A police officer arrests Durgi but doesn't take her to jail. He reveals why J.D and Marigudi murdered Ninky and Ramappa, and seemingly encourages Durgi to go after the remaining men who committed injustice towards her family. Durgi escapes but the police officer shoots her to save J.D. and Marigudi. J.D. kills the policeman and lies that he and Durgi shot each other face to face. After hearing Durgi's story, Shankar wants to help her and promises he will bring both J.D. and Marigudi in the front of the law. However, Durgi doesn't believes there is law and vanishes. Durgi saves J.D. from Marigudi so she can kill him in front of the colony residents. She then confronts Marigudi and after an intense battle, kills him.

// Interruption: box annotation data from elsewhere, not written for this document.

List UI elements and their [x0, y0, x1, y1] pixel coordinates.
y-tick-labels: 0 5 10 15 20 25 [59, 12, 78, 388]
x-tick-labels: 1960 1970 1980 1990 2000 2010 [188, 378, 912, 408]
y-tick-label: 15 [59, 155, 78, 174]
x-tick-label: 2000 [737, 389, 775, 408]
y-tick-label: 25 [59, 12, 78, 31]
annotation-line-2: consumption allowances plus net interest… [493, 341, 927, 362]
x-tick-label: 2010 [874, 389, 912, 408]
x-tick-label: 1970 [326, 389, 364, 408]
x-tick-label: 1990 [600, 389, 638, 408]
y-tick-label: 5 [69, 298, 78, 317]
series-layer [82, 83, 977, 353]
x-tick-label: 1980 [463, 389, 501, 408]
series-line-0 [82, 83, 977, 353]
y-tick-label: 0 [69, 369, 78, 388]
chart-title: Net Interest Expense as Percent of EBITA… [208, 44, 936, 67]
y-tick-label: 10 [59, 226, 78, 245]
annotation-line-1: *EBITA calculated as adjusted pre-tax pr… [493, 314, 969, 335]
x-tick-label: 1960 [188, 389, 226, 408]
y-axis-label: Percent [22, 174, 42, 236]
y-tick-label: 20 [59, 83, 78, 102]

Shankar witnesses Marigudi's murder but ultimately decides not to charge Durgi due to her continued pain and sorrow. Durgi and her grandmother return to their village, where they are welcomed by the residents. Durgi imagines seeing her sister one last time.

==Cast==

- Malashri as Durga Parameswari aka Durgi, Madikeri Rowdy
- Ashish Vidyarthi as Shankar, Deputy Police Commissioner of Bangalore City
- Raghuvaran as JD (Jaydev)
- Kalabhavan Mani as Marigudi
- Avinash as Teacher
- Doddanna as MLA
- Sadhu Kokila as Durgi's friend
- Honnavalli Krishna as Colony member
- Tennis Krishna as Colony member
- B. Jayashree as Durgi's grandmother
- Ramesh Bhat as Durgi's Father
- Biradar as Doctor of colony
- G. V. Sudhakar Naidu as Naga, Marigudi's brother
- Sathyajith as corrupt police officer
- Bullet Prakash as colony member
- Mandeep Roy as doctor
- P D Raju
- Costume Krishna
- B K Shankar
- Dinesh Mangaluru
- Bharath Bhagavathar
- Sarigama Viji
- Michael Madhu
- Ramanand
- Rajagopal
- Sridhar
- Jayaram
- Kempegowda
- Chandra
- Ashalatha
- Pankaja
- Baby Arpitha
- Master Ganesh

==Production==
This film marks the directional debut of actor cum dubbing artist P. Ravi Shankar who earlier assisted Ram Gopal Varma. Malayalam actor Kalabhavan Mani was chosen as the antagonist which marks his debut in Kannada Cinema. Tamil actor Raghuvaran was chosen to portray the role of second antagonist. This film was the comeback of Malashri after a hiatus of 4 years. The film was launched on 23 June 2003 at The High Lands Hotel at Bangalore. This film was originally planned as Ram with Arjun Sarja which the story was changed into female oriented film.

== Soundtrack ==
The soundtrack was composed by Hamsalekha and lyrics are also written by him. The audio is released by Jhankar music.

Track listing
| No. | Title | Singer(s) | Length |
|---|---|---|---|
| 1. | "Bilthave Nodeega Kavvathagalu" | B. Jayashree |  |
| 2. | "Cotton Pete Kanakamma" | Mano, S. Janaki |  |
| 3. | "Idu Hennu Huli" | Manjula Gururaj |  |
| 4. | "Kaveri Neeru Banti Nalliyalli" | Badri Prasad, Chethan Kumar, J. Anoop Seelin, Manjula Gururaj |  |
| 5. | "Sri Krishna Sri Krishna" | Madhu Balakrishnan |  |

== Release and reception==
It was released in 2004 and became an average success. A critic from Viggy wrote "Director succeeded to keep the matter secret till the interval; then goes haywire leaving many situations to your imagination. We strongly advise week hearted and sensitive people to avoid this film. But if you are the kinds who love programs like Crime Diary or Crime Story, yes, Durgi is a feast to watch!". A critic from Chitraloka.com wrote that "This is a pakka commercial film with nail biting stunts. The narration adopted by the director is superb". Deccan Herald wrote "The director has maintained the suspense in the first part and ‘the story begins’ in the second part which is more of violence and action than acting.
There is nothing new in the story. It is full of violence, blood, murders and harsh sounds".